FBI Director James Comey has, unsurprisingly, come out and slammed Apple, Google and other tech companies for offering encryption on devices such as smartphones. Comey said he was "very concerned" about strengthened encryption in mobile OSes, saying it could work against his organization in the event of a terror attack.

In his statement, Comey took issue with the marketing of smartphone OSes from major tech companies. By saying that their smartphone products could be encrypted without access by agencies like the FBI, Comey said it was like the companies were saying "buy our phone and law-enforcement, even with legal process, can never get access to it".

Comey's words come after the launch of iOS 8, which for the first time offers device and data encryption that Apple cannot decrypt, even if ordered to do so by a warrant. Google also has plans to implement similar encryption methods into Android L, keeping the power of access firmly in the hands of users. No longer will there be a simple backdoor that can be accessed by an FBI agent in possession of a warrant.
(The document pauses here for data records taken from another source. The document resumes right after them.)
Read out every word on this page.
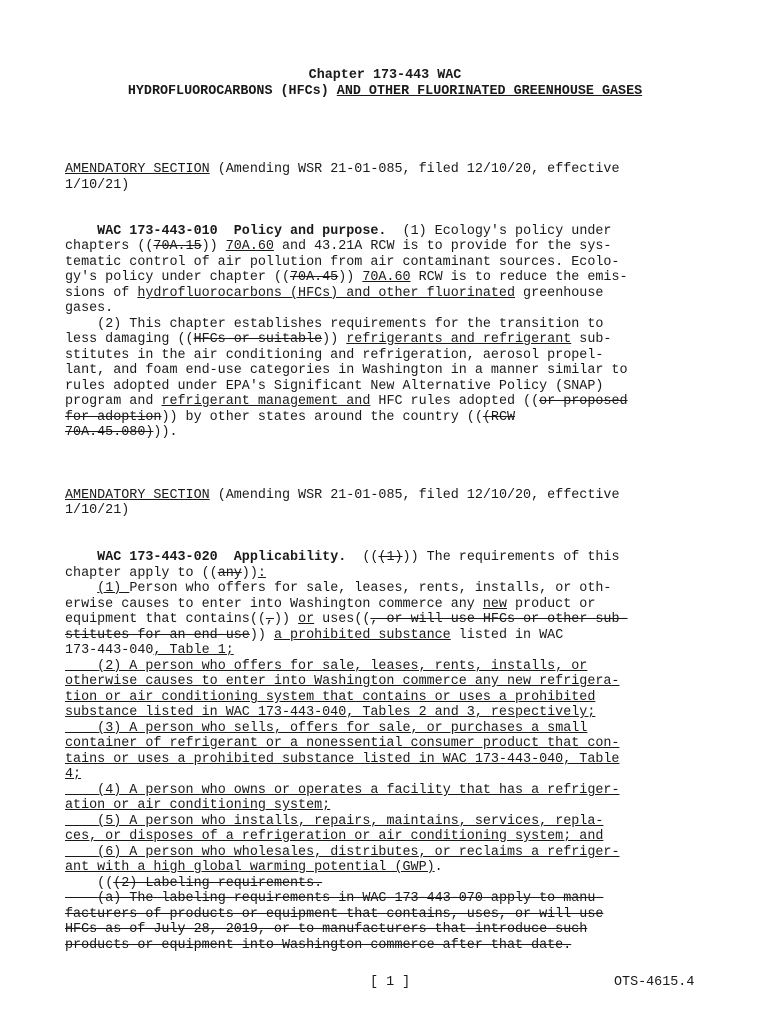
Chapter 173-443 WAC
HYDROFLUOROCARBONS (HFCs) AND OTHER FLUORINATED GREENHOUSE GASES
AMENDATORY SECTION (Amending WSR 21-01-085, filed 12/10/20, effective
1/10/21)
WAC 173-443-010  Policy and purpose. (1) Ecology's policy under
chapters ((70A.15)) 70A.60 and 43.21A RCW is to provide for the sys-
tematic control of air pollution from air contaminant sources. Ecolo-
gy's policy under chapter ((70A.45)) 70A.60 RCW is to reduce the emis-
sions of hydrofluorocarbons (HFCs) and other fluorinated greenhouse
gases.
(2) This chapter establishes requirements for the transition to
less damaging ((HFCs or suitable)) refrigerants and refrigerant sub-
stitutes in the air conditioning and refrigeration, aerosol propel-
lant, and foam end-use categories in Washington in a manner similar to
rules adopted under EPA's Significant New Alternative Policy (SNAP)
program and refrigerant management and HFC rules adopted ((or proposed
for adoption)) by other states around the country (((RCW
70A.45.080))).
AMENDATORY SECTION (Amending WSR 21-01-085, filed 12/10/20, effective
1/10/21)
WAC 173-443-020  Applicability. (((1))) The requirements of this
chapter apply to ((any)):
(1) Person who offers for sale, leases, rents, installs, or oth-
erwise causes to enter into Washington commerce any new product or
equipment that contains((,)) or uses((, or will use HFCs or other sub-
stitutes for an end-use)) a prohibited substance listed in WAC
173-443-040, Table 1;
(2) A person who offers for sale, leases, rents, installs, or
otherwise causes to enter into Washington commerce any new refrigera-
tion or air conditioning system that contains or uses a prohibited
substance listed in WAC 173-443-040, Tables 2 and 3, respectively;
(3) A person who sells, offers for sale, or purchases a small
container of refrigerant or a nonessential consumer product that con-
tains or uses a prohibited substance listed in WAC 173-443-040, Table
4;
(4) A person who owns or operates a facility that has a refriger-
ation or air conditioning system;
(5) A person who installs, repairs, maintains, services, repla-
ces, or disposes of a refrigeration or air conditioning system; and
(6) A person who wholesales, distributes, or reclaims a refriger-
ant with a high global warming potential (GWP).
(((2) Labeling requirements.
(a) The labeling requirements in WAC 173-443-070 apply to manu-
facturers of products or equipment that contains, uses, or will use
HFCs as of July 28, 2019, or to manufacturers that introduce such
products or equipment into Washington commerce after that date.
[ 1 ]	OTS-4615.4
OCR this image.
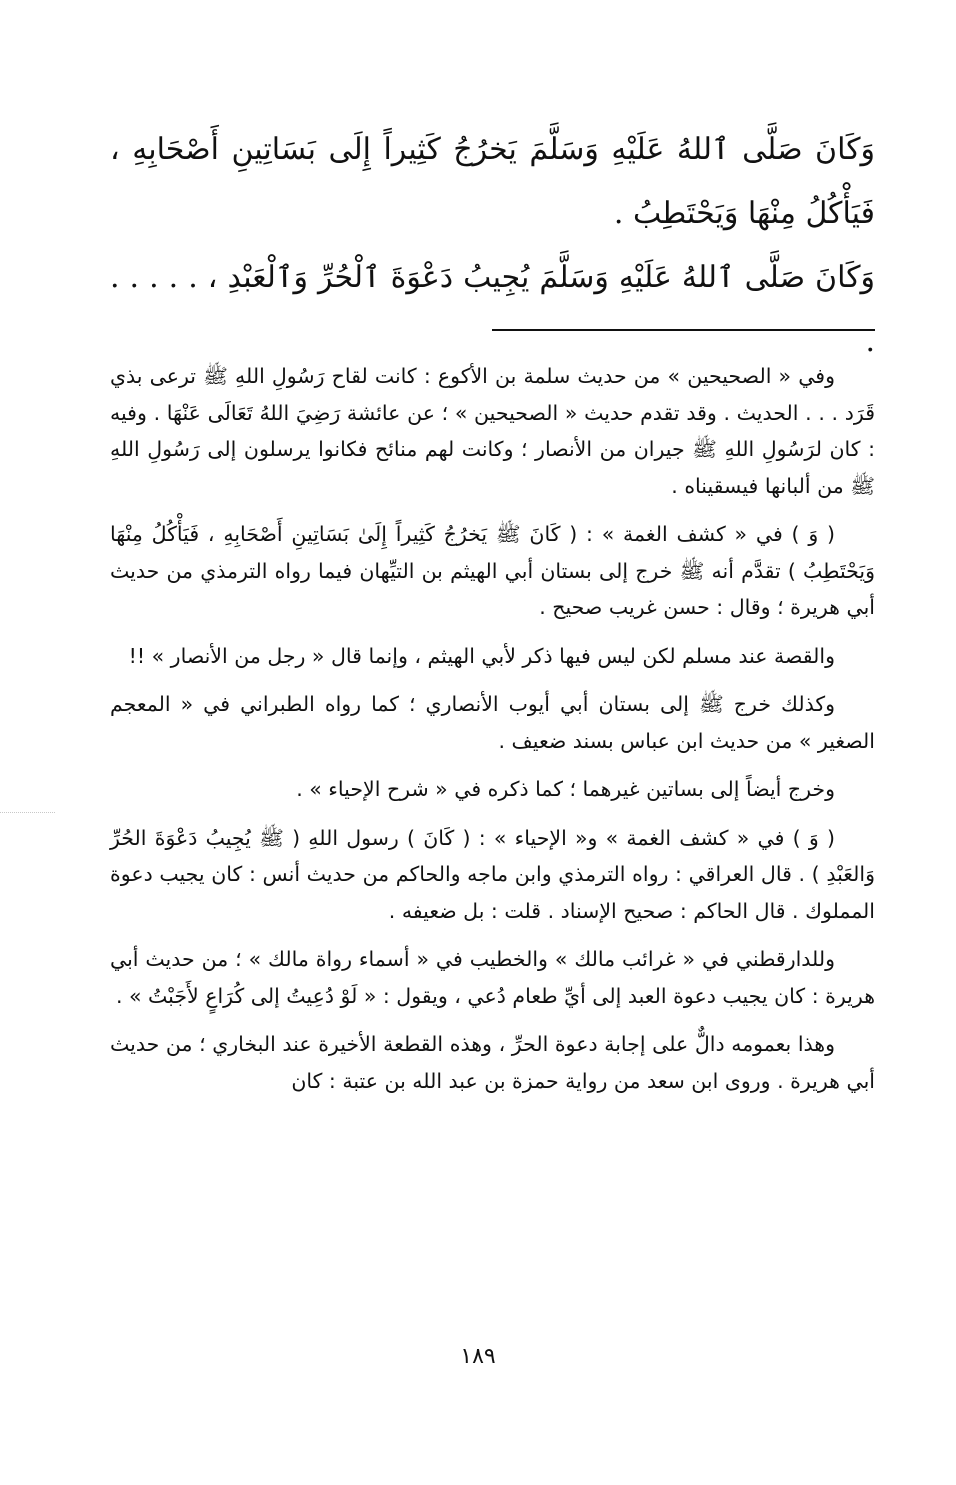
وَكَانَ صَلَّى ٱللهُ عَلَيْهِ وَسَلَّمَ يَخرُجُ كَثِيراً إِلَى بَسَاتِينِ أَصْحَابِهِ ، فَيَأْكُلُ مِنْهَا وَيَحْتَطِبُ .

وَكَانَ صَلَّى ٱللهُ عَلَيْهِ وَسَلَّمَ يُجِيبُ دَعْوَةَ ٱلْحُرِّ وَٱلْعَبْدِ ، . . . . . .

وفي « الصحيحين » من حديث سلمة بن الأكوع : كانت لقاح رَسُولِ اللهِ ﷺ ترعى بذي قَرَد . . . الحديث . وقد تقدم حديث « الصحيحين » ؛ عن عائشة رَضِيَ اللهُ تَعَالَى عَنْهَا . وفيه : كان لرَسُولِ اللهِ ﷺ جيران من الأنصار ؛ وكانت لهم منائح فكانوا يرسلون إلى رَسُولِ اللهِ ﷺ من ألبانها فيسقيناه .

( وَ ) في « كشف الغمة » : ( كَانَ ﷺ يَخرُجُ كَثِيراً إِلَىٰ بَسَاتِينِ أَصْحَابِهِ ، فَيَأْكُلُ مِنْهَا وَيَحْتَطِبُ ) تقدَّم أنه ﷺ خرج إلى بستان أبي الهيثم بن التيِّهان فيما رواه الترمذي من حديث أبي هريرة ؛ وقال : حسن غريب صحيح .

والقصة عند مسلم لكن ليس فيها ذكر لأبي الهيثم ، وإنما قال « رجل من الأنصار » !!

وكذلك خرج ﷺ إلى بستان أبي أيوب الأنصاري ؛ كما رواه الطبراني في « المعجم الصغير » من حديث ابن عباس بسند ضعيف .

وخرج أيضاً إلى بساتين غيرهما ؛ كما ذكره في « شرح الإحياء » .

( وَ ) في « كشف الغمة » و« الإحياء » : ( كَانَ ) رسول اللهِ ( ﷺ يُجِيبُ دَعْوَةَ الحُرِّ وَالعَبْدِ ) . قال العراقي : رواه الترمذي وابن ماجه والحاكم من حديث أنس : كان يجيب دعوة المملوك . قال الحاكم : صحيح الإسناد . قلت : بل ضعيفه .

وللدارقطني في « غرائب مالك » والخطيب في « أسماء رواة مالك » ؛ من حديث أبي هريرة : كان يجيب دعوة العبد إلى أيِّ طعام دُعي ، ويقول : « لَوْ دُعِيتُ إلى كُرَاعٍ لأَجَبْتُ » .

وهذا بعمومه دالٌّ على إجابة دعوة الحرِّ ، وهذه القطعة الأخيرة عند البخاري ؛ من حديث أبي هريرة . وروى ابن سعد من رواية حمزة بن عبد الله بن عتبة : كان

١٨٩
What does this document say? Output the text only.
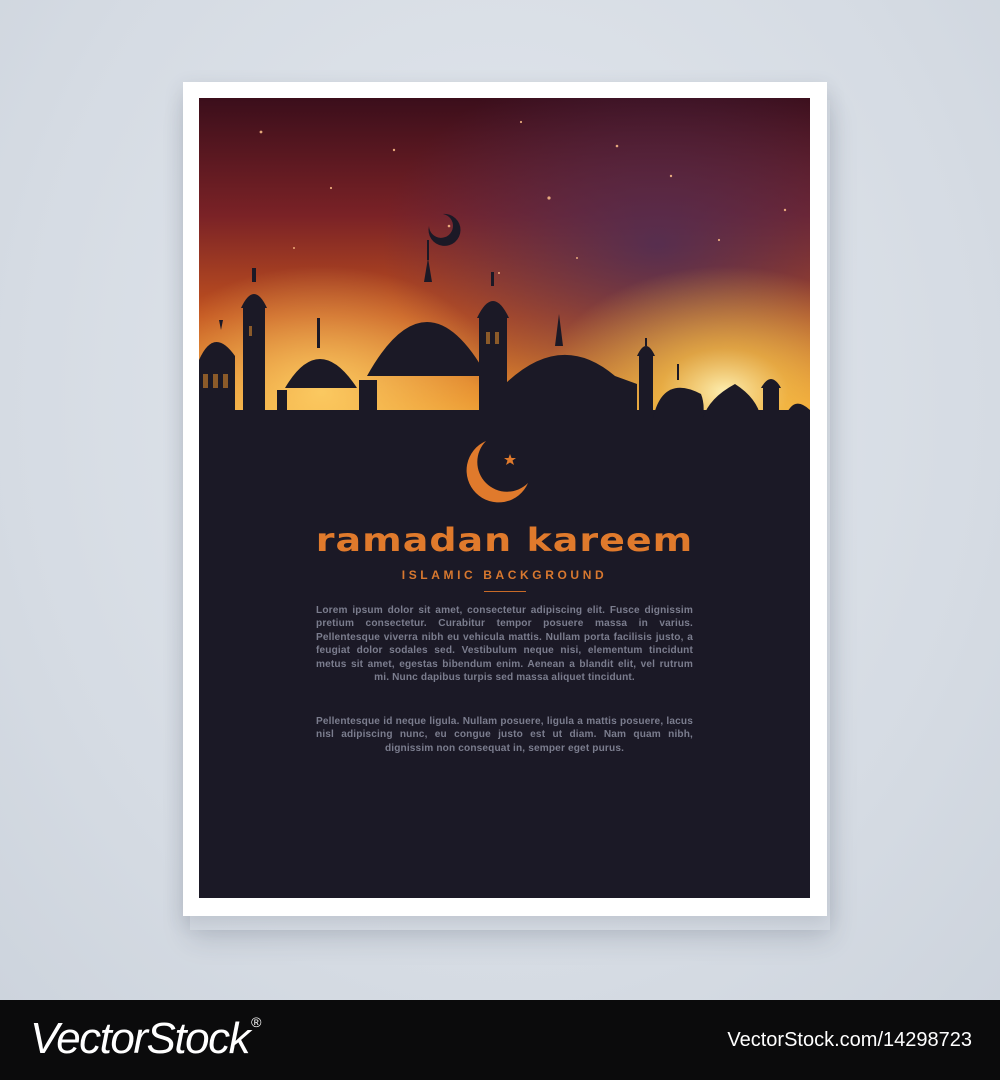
ramadan kareem
ISLAMIC BACKGROUND
Lorem ipsum dolor sit amet, consectetur adipiscing elit. Fusce dignissim pretium consectetur. Curabitur tempor posuere massa in varius. Pellentesque viverra nibh eu vehicula mattis. Nullam porta facilisis justo, a feugiat dolor sodales sed. Vestibulum neque nisi, elementum tincidunt metus sit amet, egestas bibendum enim. Aenean a blandit elit, vel rutrum mi. Nunc dapibus turpis sed massa aliquet tincidunt.
Pellentesque id neque ligula. Nullam posuere, ligula a mattis posuere, lacus nisl adipiscing nunc, eu congue justo est ut diam. Nam quam nibh, dignissim non consequat in, semper eget purus.
VectorStock ®
VectorStock.com/14298723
The new encryption methods could hurt the FBI and leave them powerless in investigations into serious crimes. While privacy is still important, Cowey believes the FBI should have access in dire circumstances.

"I like and believe very much that we should have to obtain a warrant from an independent judge to be able to take the content of anyone's closet or their smart phone. The notion that someone would market a closet that could never be opened – even if it involves a case involving a child kidnapper and a court order – to me does not make any sense."

However in the wake of widespread government surveillance and increasingly serious privacy breaches by people with malicious intent, it looks like tech companies will continue to close down ways to access private data, even if that means shutting off access from law enforcement agencies.